BOISE - As Idaho moves toward transferring hundreds of state-owned cabin sites on scenic Priest Lake to private owners through land exchanges or auctions, the state wants to protect the value of the land - and nearby state endowment land - through restrictive covenants.
Most Priest Lake cabin owners who now own their cabins, but not the land, are on board with the idea, but some are objecting.
“We don’t want them,” declared cabin owner Tom Wielgos in a letter to the Idaho State Land Board, decrying the “bureaucracy” that would come with restrictions enforced by a homeowner’s association. An anonymous emailer questioned whether the restrictions would violate “fundamental freedoms.”
Those restrictions would keep in place current regulations limiting the sites to single-family homes, rather than condos, resorts or commercial development; ban mobile homes; require earth tones and “unobtrusive” construction; and require erosion control and defensible space to cut wildfire risk. The association also would oversee road maintenance.
“We recognize that a very minor percentage of Priest Lake lessees may not understand nor appreciate the importance of putting restrictions on the cottage sites,” said Denny Christenson, president of the Priest Lake State Lessees Association, who told the Land Board on Tuesday that his group represents 312 of the 354 lessees. “The failure to do so could be catastrophic to the long-term beauty and character of one of Idaho’s true treasures.”
Restrictive covenants aren’t being proposed for similar cabin sites on Payette Lake to the south, but that’s because those cabin sites are within the McCall city area of impact, subjecting them to restrictive zoning regulations. That’s not true of the Priest Lake sites, where Bonner County’s current zoning regulations could permit a variety of changes if the land became privately owned.
Several Lands Department officials met with state Sen. Shawn Keough, R-Sandpoint, in April, and in a follow-up letter, department Deputy Director Kathy Opp wrote that restrictive covenants would be imposed in the 15 neighborhoods of Priest Lake cabins only if 100 percent of residents in each neighborhood want them.
However, Opp told the board on Tuesday that the question is a policy decision that the board, consisting of the state’s top elected officials, should decide; that’s what lawyers have advised the department.

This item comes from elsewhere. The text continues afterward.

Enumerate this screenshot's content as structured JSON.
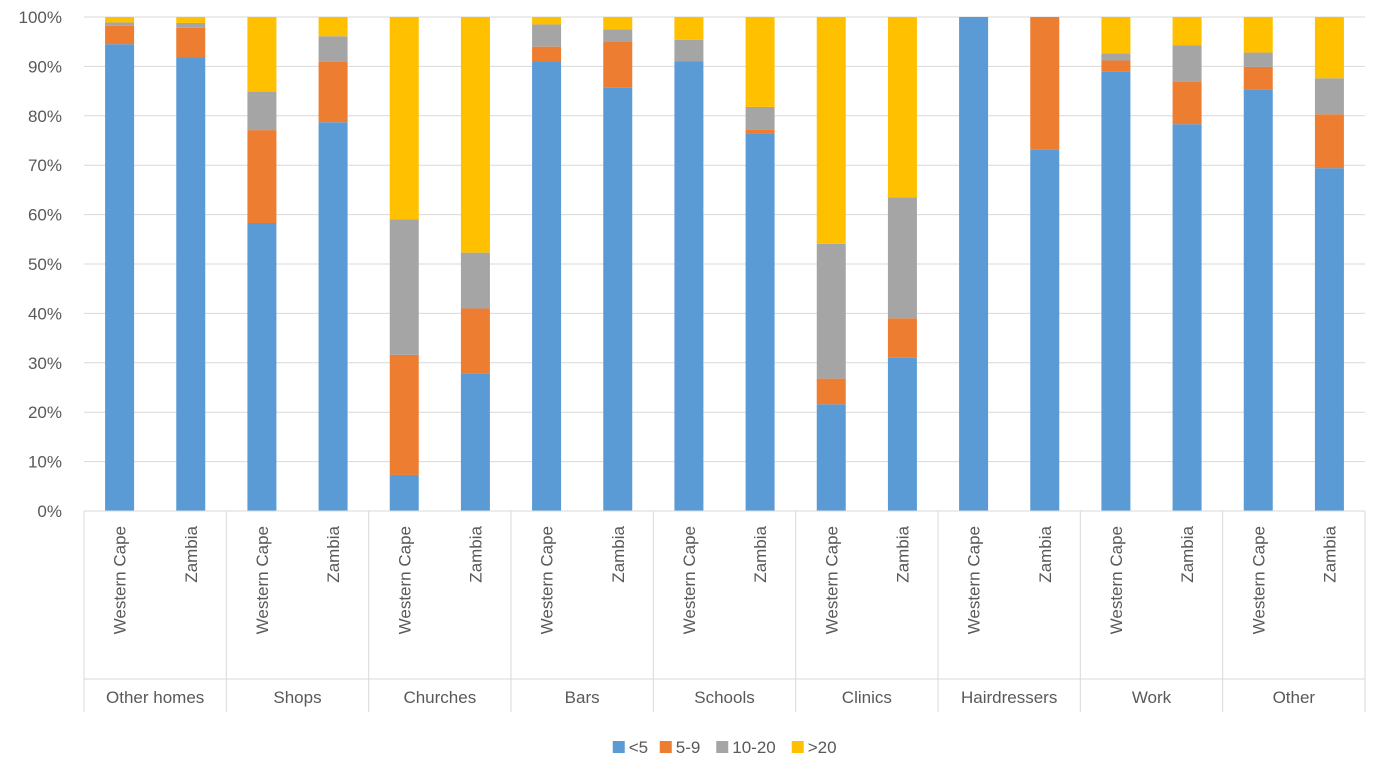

“As a matter of law, there is no requirement to include Covenants, Conditions and Restrictions,” Deputy Attorney General Clive Strong told the board. “But as a matter of policy, it is the policy choice of this board.”
Christenson said 100 percent agreement among cabin owners would be “an impossible threshold to attain, for all but the very smallest of neighborhoods. … We are opposed to it. It alone would prevent our objective to maintain the existing character and land values of the lake.”
Gov. Butch Otter, who chairs the Land Board, said, “There’s obviously some resistance to this. And before I impose any late-day imposition on lessees or anybody that owns property, I’d like to be fairly certain that I had the authority to do that.”
He requested a formal legal opinion from Idaho Attorney General Lawrence Wasden, who said he can deliver one within a week. The Land Board then will hold a special meeting to decide on the covenants and restrictions; owners in each neighborhood could make future changes to the restrictions by a two-thirds vote.
Christenson, who like many of the cabin owners is from Spokane, said, “We’re happy that the state’s been working with us. It’s unfortunate the state had to go to this much effort to deal with this situation, but it’s needed to address the concerns of all the lessees.”